If language is a massive problem you can have a symbol of hands in a nappy (you probably will have to make your own / use a photo) with a red 'no' line through it and maybe one with a child with hands out of nappy and label that one 'nice hands' or whatever you intend to say.

Also giving something to play with which is incompatible with putting hands in his nappy eg a squidgy ball or light up toy etc (see sensory toy warehouse for lots of cheap things) or an activity which needs 2 hands

Nursery should have a box of toys to reward / distract him too. But don't let them give him the toy after he has done it, only when they catch him not doing it as a reward for having nice hands! Reward the behaviour you want to see.

auntevil Wed 02-Jan-13 18:33:21

I suppose it depends on what constantly means to you.
In nursery aged children, there are a lot of children with hands in pants - both girls and boys. Usually a gentle reminder makes them take their hands out.
There are some that have 5/6 reminders in 3 hours - and those are the times that they are spotted.
This would not be remarkable on its own, but might raise a 'always got his hands down his pants' comment if talking about their behaviour generally.
There are still some children in school at the end of KS1 that do the same. Often the sensory seeking children.
Personally I wouldn't be too worried atm, but with my DSs, we remind them of appropriate and inappropriate places and times to do it.
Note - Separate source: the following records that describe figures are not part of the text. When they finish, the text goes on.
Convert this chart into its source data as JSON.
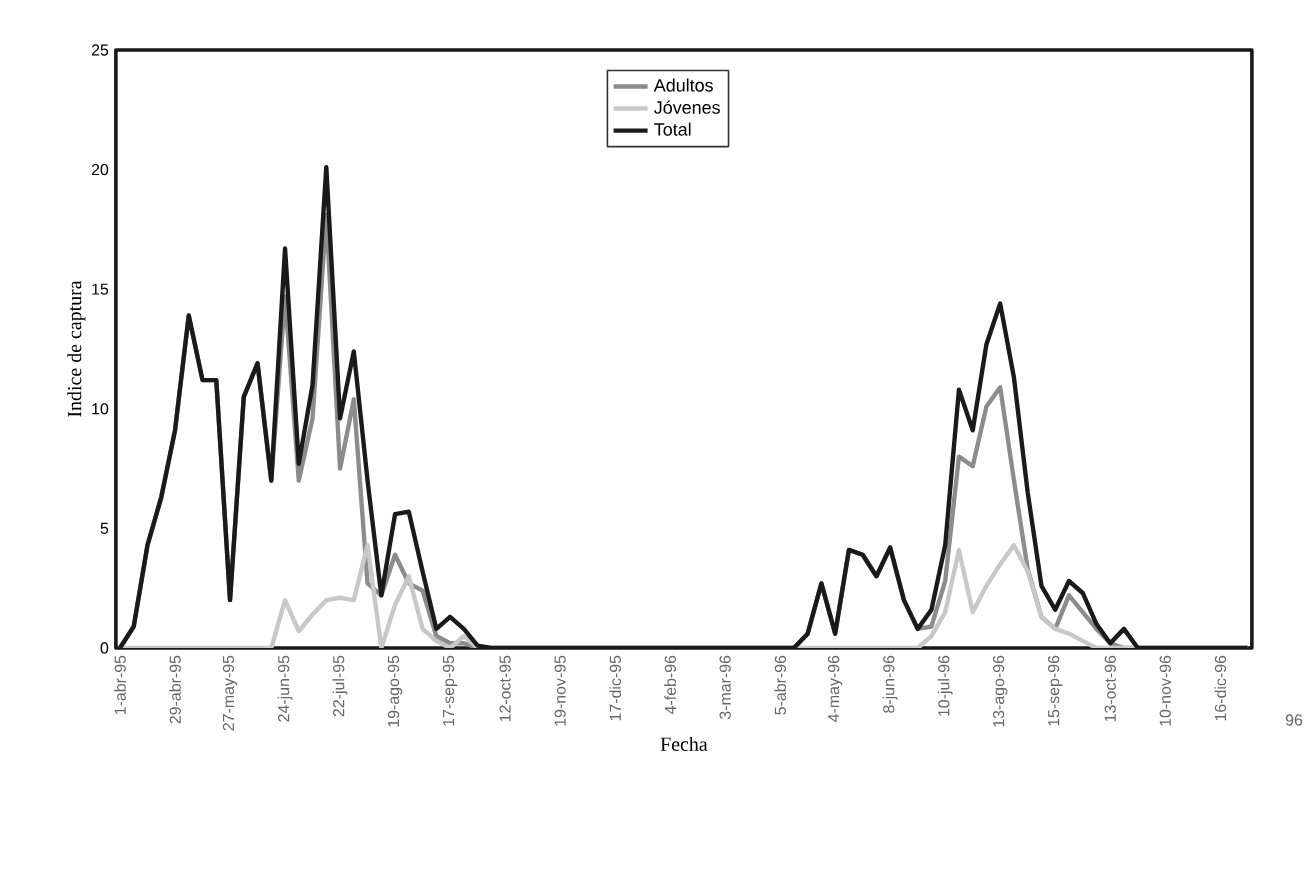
{
  "chart_data": {
    "type": "line",
    "xlabel": "Fecha",
    "ylabel": "Indice de captura",
    "categories": [
      "1-abr-95",
      null,
      null,
      null,
      "29-abr-95",
      null,
      null,
      null,
      "27-may-95",
      null,
      null,
      null,
      "24-jun-95",
      null,
      null,
      null,
      "22-jul-95",
      null,
      null,
      null,
      "19-ago-95",
      null,
      null,
      null,
      "17-sep-95",
      null,
      null,
      null,
      "12-oct-95",
      null,
      null,
      null,
      "19-nov-95",
      null,
      null,
      null,
      "17-dic-95",
      null,
      null,
      null,
      "4-feb-96",
      null,
      null,
      null,
      "3-mar-96",
      null,
      null,
      null,
      "5-abr-96",
      null,
      null,
      null,
      "4-may-96",
      null,
      null,
      null,
      "8-jun-96",
      null,
      null,
      null,
      "10-jul-96",
      null,
      null,
      null,
      "13-ago-96",
      null,
      null,
      null,
      "15-sep-96",
      null,
      null,
      null,
      "13-oct-96",
      null,
      null,
      null,
      "10-nov-96",
      null,
      null,
      null,
      "16-dic-96",
      null,
      null
    ],
    "series": [
      {
        "name": "Adultos",
        "color": "#8c8c8c",
        "values": [
          0,
          0.9,
          4.3,
          6.3,
          9.1,
          13.9,
          11.2,
          11.2,
          2.0,
          10.5,
          11.9,
          7.0,
          14.7,
          7.0,
          9.6,
          18.1,
          7.5,
          10.4,
          2.7,
          2.2,
          3.9,
          2.7,
          2.4,
          0.5,
          0.2,
          0.2,
          0,
          0,
          0,
          0,
          0,
          0,
          0,
          0,
          0,
          0,
          0,
          0,
          0,
          0,
          0,
          0,
          0,
          0,
          0,
          0,
          0,
          0,
          0,
          0,
          0.6,
          2.7,
          0.6,
          4.1,
          3.9,
          3.0,
          4.2,
          2.0,
          0.8,
          0.9,
          2.8,
          8.0,
          7.6,
          10.1,
          10.9,
          7.0,
          3.3,
          1.3,
          0.8,
          2.2,
          1.5,
          0.8,
          0.2,
          0,
          0,
          0,
          0,
          0,
          0,
          0,
          0,
          0,
          0
        ]
      },
      {
        "name": "Jóvenes",
        "color": "#c8c8c8",
        "values": [
          0,
          0,
          0,
          0,
          0,
          0,
          0,
          0,
          0,
          0,
          0,
          0,
          2.0,
          0.7,
          1.4,
          2.0,
          2.1,
          2.0,
          4.3,
          0,
          1.8,
          3.0,
          0.8,
          0.3,
          0,
          0.5,
          0,
          0,
          0,
          0,
          0,
          0,
          0,
          0,
          0,
          0,
          0,
          0,
          0,
          0,
          0,
          0,
          0,
          0,
          0,
          0,
          0,
          0,
          0,
          0,
          0,
          0,
          0,
          0,
          0,
          0,
          0,
          0,
          0,
          0.5,
          1.5,
          4.1,
          1.5,
          2.6,
          3.5,
          4.3,
          3.2,
          1.3,
          0.8,
          0.6,
          0.3,
          0,
          0,
          0,
          0,
          0,
          0,
          0,
          0,
          0,
          0,
          0,
          0
        ]
      },
      {
        "name": "Total",
        "color": "#1a1a1a",
        "values": [
          0,
          0.9,
          4.3,
          6.3,
          9.1,
          13.9,
          11.2,
          11.2,
          2.0,
          10.5,
          11.9,
          7.0,
          16.7,
          7.7,
          11.0,
          20.1,
          9.6,
          12.4,
          7.0,
          2.2,
          5.6,
          5.7,
          3.2,
          0.8,
          1.3,
          0.8,
          0.1,
          0,
          0,
          0,
          0,
          0,
          0,
          0,
          0,
          0,
          0,
          0,
          0,
          0,
          0,
          0,
          0,
          0,
          0,
          0,
          0,
          0,
          0,
          0,
          0.6,
          2.7,
          0.6,
          4.1,
          3.9,
          3.0,
          4.2,
          2.0,
          0.8,
          1.6,
          4.3,
          10.8,
          9.1,
          12.7,
          14.4,
          11.3,
          6.5,
          2.6,
          1.6,
          2.8,
          2.3,
          1.0,
          0.2,
          0.8,
          0,
          0,
          0,
          0,
          0,
          0,
          0,
          0,
          0
        ]
      }
    ],
    "ylim": [
      0,
      25
    ],
    "yticks": [
      0,
      5,
      10,
      15,
      20,
      25
    ],
    "grid": false,
    "legend": "top",
    "marker": "none",
    "line_style": "solid",
    "annotations": [
      "96"
    ]
  }
}
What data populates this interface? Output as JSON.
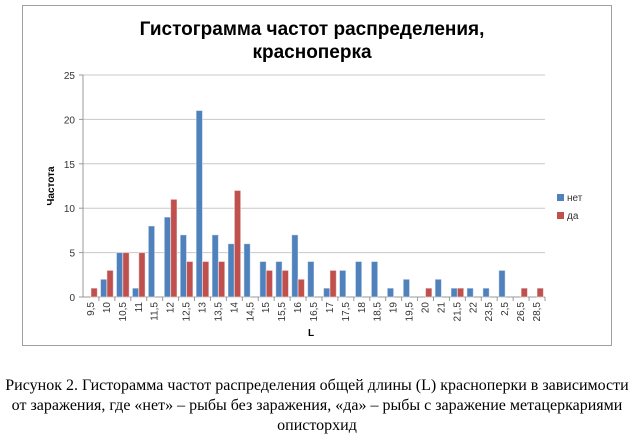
{
  "chart_data": {
    "type": "bar",
    "title": "Гистограмма частот распределения, красноперка",
    "title_lines": [
      "Гистограмма частот распределения,",
      "красноперка"
    ],
    "xlabel": "L",
    "ylabel": "Частота",
    "ylim": [
      0,
      25
    ],
    "yticks": [
      0,
      5,
      10,
      15,
      20,
      25
    ],
    "grid": true,
    "legend_position": "right",
    "categories": [
      "9,5",
      "10",
      "10,5",
      "11",
      "11,5",
      "12",
      "12,5",
      "13",
      "13,5",
      "14",
      "14,5",
      "15",
      "15,5",
      "16",
      "16,5",
      "17",
      "17,5",
      "18",
      "18,5",
      "19",
      "19,5",
      "20",
      "21",
      "21,5",
      "22",
      "23,5",
      "2,5",
      "26,5",
      "28,5"
    ],
    "series": [
      {
        "name": "нет",
        "color": "#4f81bd",
        "values": [
          0,
          2,
          5,
          1,
          8,
          9,
          7,
          21,
          7,
          6,
          6,
          4,
          4,
          7,
          4,
          1,
          3,
          4,
          4,
          1,
          2,
          0,
          2,
          1,
          1,
          1,
          3,
          0,
          0
        ]
      },
      {
        "name": "да",
        "color": "#c0504d",
        "values": [
          1,
          3,
          5,
          5,
          0,
          11,
          4,
          4,
          4,
          12,
          0,
          3,
          3,
          2,
          0,
          3,
          0,
          0,
          0,
          0,
          0,
          1,
          0,
          1,
          0,
          0,
          0,
          1,
          1
        ]
      }
    ]
  },
  "caption": "Рисунок 2. Гисторамма частот распределения общей длины (L) красноперки в зависимости от заражения, где «нет» – рыбы без заражения, «да» – рыбы с заражение метацеркариями описторхид"
}
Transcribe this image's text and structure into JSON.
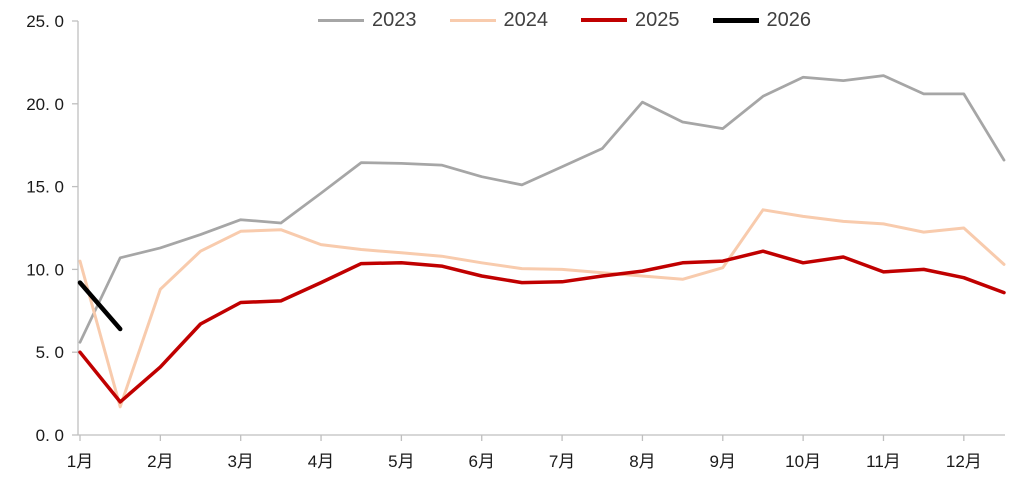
{
  "chart_data": {
    "type": "line",
    "title": "",
    "x_months": [
      1,
      1.5,
      2,
      2.5,
      3,
      3.5,
      4,
      4.5,
      5,
      5.5,
      6,
      6.5,
      7,
      7.5,
      8,
      8.5,
      9,
      9.5,
      10,
      10.5,
      11,
      11.5,
      12,
      12.5
    ],
    "x_axis": {
      "tick_labels": [
        "1月",
        "2月",
        "3月",
        "4月",
        "5月",
        "6月",
        "7月",
        "8月",
        "9月",
        "10月",
        "11月",
        "12月"
      ],
      "range": [
        1,
        12.5
      ]
    },
    "y_axis": {
      "min": 0,
      "max": 25,
      "step": 5,
      "tick_labels": [
        "0. 0",
        "5. 0",
        "10. 0",
        "15. 0",
        "20. 0",
        "25. 0"
      ]
    },
    "grid": false,
    "legend_position": "top",
    "axis_color": "#BFBFBF",
    "text_color": "#1a1a1a",
    "legend_text_color": "#404040",
    "series": [
      {
        "name": "2023",
        "color": "#A6A6A6",
        "stroke_width": 2.75,
        "values": [
          5.6,
          10.7,
          11.3,
          12.1,
          13.0,
          12.8,
          14.6,
          16.45,
          16.4,
          16.3,
          15.6,
          15.1,
          16.2,
          17.3,
          20.1,
          18.9,
          18.5,
          20.45,
          21.6,
          21.4,
          21.7,
          20.6,
          20.6,
          16.6
        ]
      },
      {
        "name": "2024",
        "color": "#F8CBAD",
        "stroke_width": 3,
        "values": [
          10.5,
          1.7,
          8.8,
          11.1,
          12.3,
          12.4,
          11.5,
          11.2,
          11.0,
          10.8,
          10.4,
          10.05,
          10.0,
          9.8,
          9.6,
          9.4,
          10.1,
          13.6,
          13.2,
          12.9,
          12.75,
          12.25,
          12.5,
          10.3
        ]
      },
      {
        "name": "2025",
        "color": "#C00000",
        "stroke_width": 3.5,
        "values": [
          5.0,
          2.0,
          4.1,
          6.7,
          8.0,
          8.1,
          9.2,
          10.35,
          10.4,
          10.2,
          9.6,
          9.2,
          9.25,
          9.6,
          9.9,
          10.4,
          10.5,
          11.1,
          10.4,
          10.75,
          9.85,
          10.0,
          9.5,
          8.6
        ]
      },
      {
        "name": "2026",
        "color": "#000000",
        "stroke_width": 4.5,
        "values": [
          9.2,
          6.4,
          null,
          null,
          null,
          null,
          null,
          null,
          null,
          null,
          null,
          null,
          null,
          null,
          null,
          null,
          null,
          null,
          null,
          null,
          null,
          null,
          null,
          null
        ]
      }
    ]
  }
}
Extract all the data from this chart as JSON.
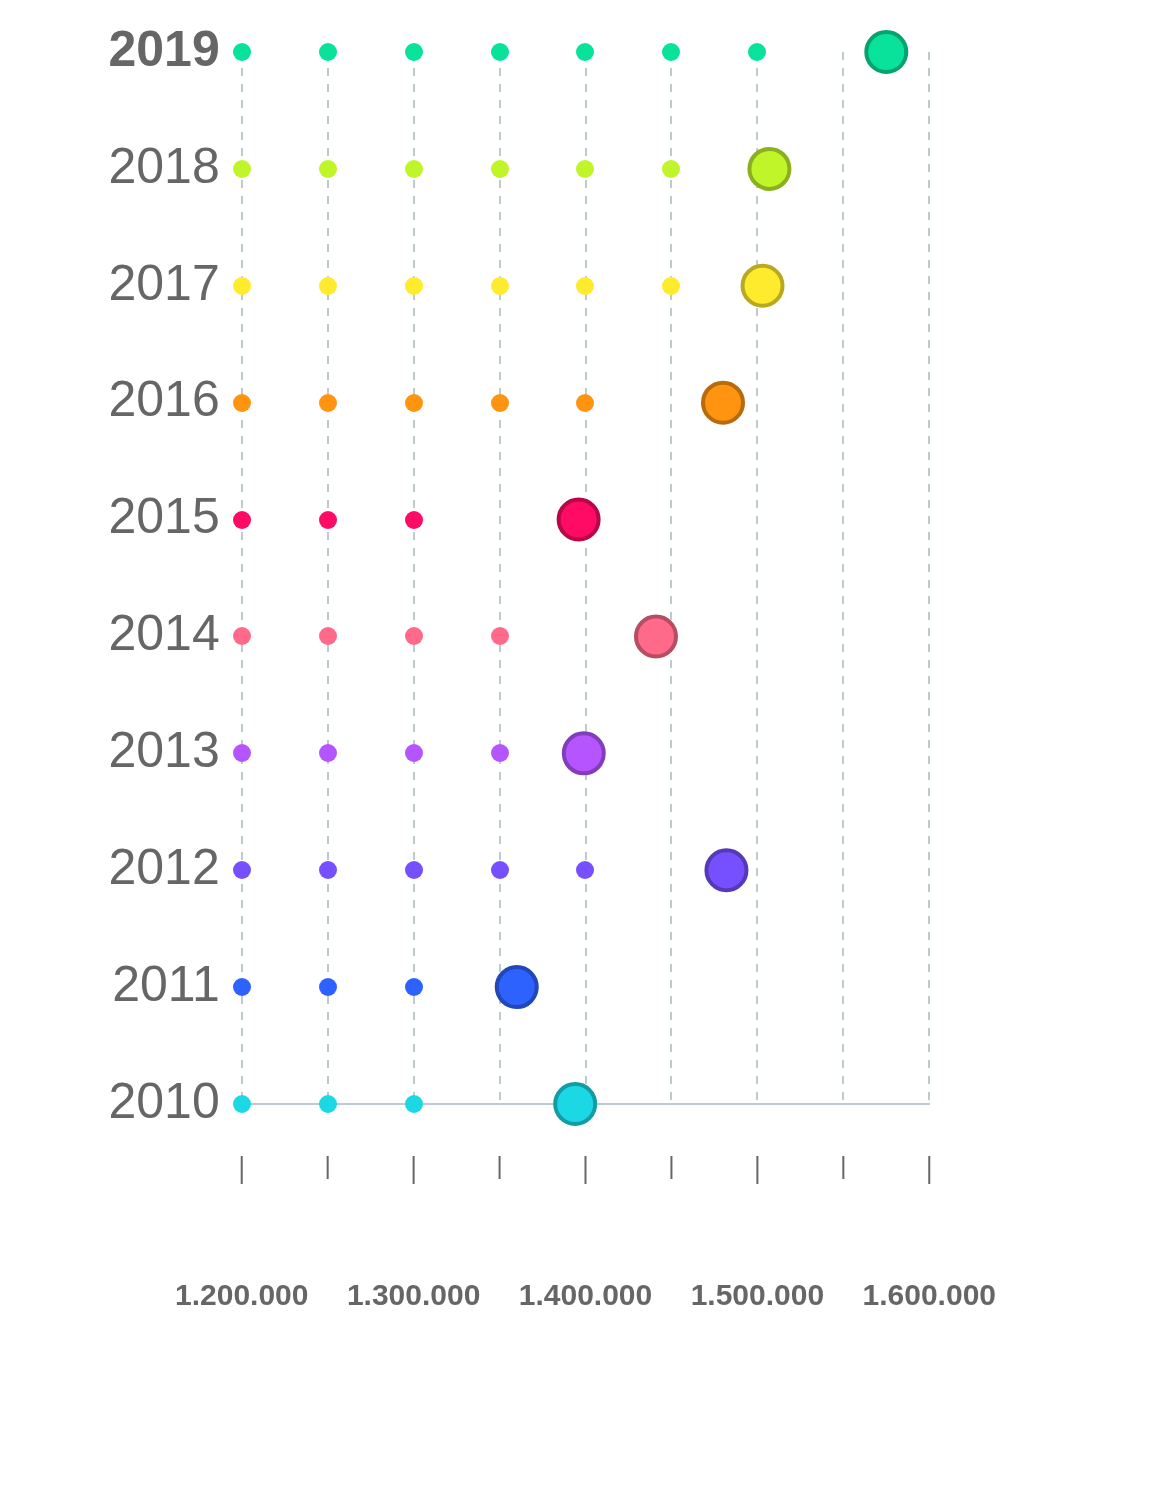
{
  "chart_data": {
    "type": "lollipop",
    "orientation": "horizontal",
    "categories": [
      "2019",
      "2018",
      "2017",
      "2016",
      "2015",
      "2014",
      "2013",
      "2012",
      "2011",
      "2010"
    ],
    "values": [
      1575000,
      1507000,
      1503000,
      1480000,
      1396000,
      1441000,
      1399000,
      1482000,
      1360000,
      1394000
    ],
    "colors": [
      "#08e29a",
      "#c0f52a",
      "#ffeb2e",
      "#ff9410",
      "#ff0a64",
      "#ff6a8a",
      "#b455ff",
      "#7650ff",
      "#2e62ff",
      "#1cd8e4"
    ],
    "xlim": [
      1200000,
      1600000
    ],
    "xticks": [
      {
        "value": 1200000,
        "label": "1.200.000"
      },
      {
        "value": 1250000,
        "label": null
      },
      {
        "value": 1300000,
        "label": "1.300.000"
      },
      {
        "value": 1350000,
        "label": null
      },
      {
        "value": 1400000,
        "label": "1.400.000"
      },
      {
        "value": 1450000,
        "label": null
      },
      {
        "value": 1500000,
        "label": "1.500.000"
      },
      {
        "value": 1550000,
        "label": null
      },
      {
        "value": 1600000,
        "label": "1.600.000"
      }
    ],
    "grid": "x",
    "legend": false,
    "marker": "circle"
  }
}
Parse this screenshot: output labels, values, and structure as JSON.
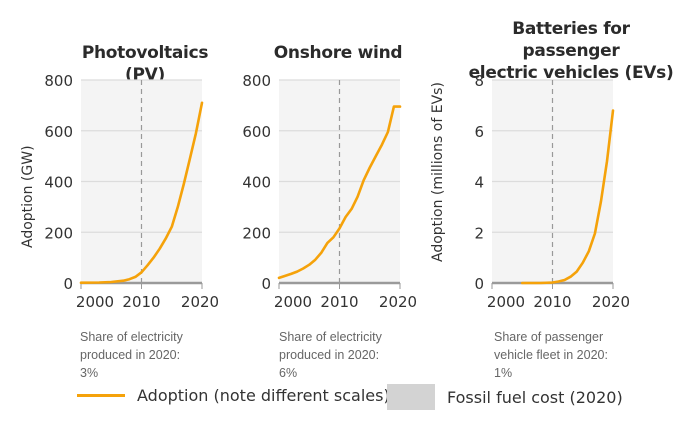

sickofsocalledexperts Wed 02-Jan-13 18:31:37

My boy did this and the autism-specific nursery had zero advice (except "put him in dungarees" - which seemed to me just to sidestep the issue). I decided to stop him every single time he did it, immediately. This helped to disrupt the habit, as in the end the pleasure of doing it was outweighed by the annoyance of being stopped every time. I just removed his hand and did "no". Eventually I was able to teach him that he can touch himself only in private. I always thought of him at 18.

rocket74 Wed 02-Jan-13 18:22:08

Thought about googling this but bit worried about what it might throw up.
My 3.6 yr old DS with ASD is currently constantly putting his hands in his nappies - front and back to touch himself. This has caused a few issues when he has done a BM but on the whole we have managed it and not tried to make too much of a fuss about it and try to keep a supply of anti-bac wipes around. I don't think he has an infection or anything. He just likes it.
His 1to1 at mainstream nursery has asked us for some advice on how to handle it - but - I thought this was a phase lots of toddlers go through regardless of any SN's. I know that DH's DD had a phase of it around the same age - maybe it just runs in his family?
So is the nursery right to ask for advice (surely they have seen this before??!!) and if so - what should we be doing?